A four-year-old British Sikh girl has become one of the youngest in the UK to enter into the Mensa club of children with a high intelligence quotient (IQ).
Dayaal Kaur from Birmingham displayed exceptional learning abilities when she was very young and had mastered the entire English alphabet when she was just 14 months.
She appeared for the Mensa test in October last year, conducted online from home due to the coronavirus lockdown, and achieved an IQ score of 145. It has placed her in the top one per cent of the UK's population in the 'very gifted or highly advanced' category.
“We are delighted to welcome Dayaal to Mensa, where she joins a community of about 2,000 junior and teen members,” said John Stevenage, British Mensa's chief executive.
“Her family can make use of the supportive parents' network that has developed and we hope that as she grows up, Dayaal makes many lifelong friends and experiences some of the many learning and network opportunities that Mensa offers."
Kaur's father Sarbjit Singh, said: “Now there is official documentation that proves that she is way beyond her level. As parents, it is natural for us to consider our child is special, but in this case there is actual proof that she is one in a million.

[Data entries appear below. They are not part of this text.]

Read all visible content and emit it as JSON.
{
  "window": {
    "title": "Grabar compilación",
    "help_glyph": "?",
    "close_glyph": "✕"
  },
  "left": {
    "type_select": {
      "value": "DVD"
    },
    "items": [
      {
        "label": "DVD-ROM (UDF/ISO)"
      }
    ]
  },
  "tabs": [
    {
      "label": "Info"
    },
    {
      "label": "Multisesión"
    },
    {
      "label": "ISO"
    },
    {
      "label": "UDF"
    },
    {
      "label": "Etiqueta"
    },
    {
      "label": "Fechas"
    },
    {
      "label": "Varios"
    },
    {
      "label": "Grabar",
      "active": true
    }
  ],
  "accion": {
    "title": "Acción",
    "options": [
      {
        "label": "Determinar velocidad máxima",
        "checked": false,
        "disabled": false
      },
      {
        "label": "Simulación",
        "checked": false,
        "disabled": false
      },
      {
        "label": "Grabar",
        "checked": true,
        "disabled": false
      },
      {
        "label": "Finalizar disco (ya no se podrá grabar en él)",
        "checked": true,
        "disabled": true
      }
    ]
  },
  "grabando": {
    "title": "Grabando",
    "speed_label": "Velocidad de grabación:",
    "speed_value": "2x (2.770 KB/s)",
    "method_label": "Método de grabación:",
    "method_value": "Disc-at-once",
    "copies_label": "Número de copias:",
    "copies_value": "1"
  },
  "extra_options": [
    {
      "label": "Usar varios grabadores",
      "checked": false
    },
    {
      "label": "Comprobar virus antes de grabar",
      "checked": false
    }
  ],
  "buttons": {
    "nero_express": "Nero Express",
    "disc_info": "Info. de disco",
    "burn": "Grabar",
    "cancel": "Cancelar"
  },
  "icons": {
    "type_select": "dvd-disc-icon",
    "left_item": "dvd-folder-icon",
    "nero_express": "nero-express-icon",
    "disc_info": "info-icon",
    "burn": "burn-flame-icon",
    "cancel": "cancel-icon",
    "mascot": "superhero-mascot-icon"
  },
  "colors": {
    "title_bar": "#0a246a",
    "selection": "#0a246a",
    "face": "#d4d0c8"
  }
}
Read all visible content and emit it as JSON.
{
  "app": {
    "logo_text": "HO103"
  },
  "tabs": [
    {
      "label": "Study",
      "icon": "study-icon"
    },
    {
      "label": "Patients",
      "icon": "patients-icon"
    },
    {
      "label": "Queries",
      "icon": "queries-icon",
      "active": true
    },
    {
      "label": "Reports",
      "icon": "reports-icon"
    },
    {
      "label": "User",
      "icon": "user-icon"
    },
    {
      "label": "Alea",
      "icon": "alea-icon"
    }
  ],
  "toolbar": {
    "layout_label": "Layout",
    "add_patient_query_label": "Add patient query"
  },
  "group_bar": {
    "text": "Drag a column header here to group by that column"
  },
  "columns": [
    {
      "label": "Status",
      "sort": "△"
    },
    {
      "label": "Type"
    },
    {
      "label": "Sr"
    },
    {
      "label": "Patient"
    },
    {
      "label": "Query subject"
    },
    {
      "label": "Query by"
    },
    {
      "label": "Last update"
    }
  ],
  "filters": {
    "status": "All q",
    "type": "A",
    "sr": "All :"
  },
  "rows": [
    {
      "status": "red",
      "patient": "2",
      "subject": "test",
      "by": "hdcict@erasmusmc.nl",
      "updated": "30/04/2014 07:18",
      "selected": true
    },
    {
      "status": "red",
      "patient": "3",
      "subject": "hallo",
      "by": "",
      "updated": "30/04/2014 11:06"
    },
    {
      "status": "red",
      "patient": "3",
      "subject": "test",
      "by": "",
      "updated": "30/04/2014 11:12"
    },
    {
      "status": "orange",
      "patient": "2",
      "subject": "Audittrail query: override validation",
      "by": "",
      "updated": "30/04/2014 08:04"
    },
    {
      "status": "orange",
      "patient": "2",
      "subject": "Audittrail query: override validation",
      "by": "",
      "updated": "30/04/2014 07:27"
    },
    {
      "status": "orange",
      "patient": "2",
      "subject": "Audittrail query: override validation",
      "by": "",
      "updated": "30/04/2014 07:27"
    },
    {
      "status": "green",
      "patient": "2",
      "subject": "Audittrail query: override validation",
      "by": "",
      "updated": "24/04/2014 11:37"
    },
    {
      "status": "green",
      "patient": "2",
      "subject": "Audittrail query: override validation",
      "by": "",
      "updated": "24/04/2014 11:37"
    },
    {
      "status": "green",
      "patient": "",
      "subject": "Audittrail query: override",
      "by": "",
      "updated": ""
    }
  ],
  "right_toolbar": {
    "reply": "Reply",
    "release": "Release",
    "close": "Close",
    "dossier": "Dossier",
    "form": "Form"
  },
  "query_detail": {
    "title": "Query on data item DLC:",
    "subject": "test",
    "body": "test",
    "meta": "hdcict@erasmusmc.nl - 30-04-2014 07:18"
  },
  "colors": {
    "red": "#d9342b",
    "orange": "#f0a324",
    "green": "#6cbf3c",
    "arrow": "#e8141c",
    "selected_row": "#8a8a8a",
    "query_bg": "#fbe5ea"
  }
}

“I am so glad we persisted because otherwise Dayaal would have been lost in the system and got frustrated when she didn't feel like she was being challenged enough to learn new things constantly,”
Kaur's family traces its roots back to Hoshiarpur in India's Punjab. Now she dreams to become an astronaut and also to have a stable full of horses.
In her assessment, expert Lyn Kendall recommended that her 'ability and maturity' meant that it would be worth considering accelerating Kaur beyond her peer group in a classroom setting.
Now, she is celebrating her big achievement with her father, one-year-old sister Kalyaan and solicitor mother Rajvinder Kaur.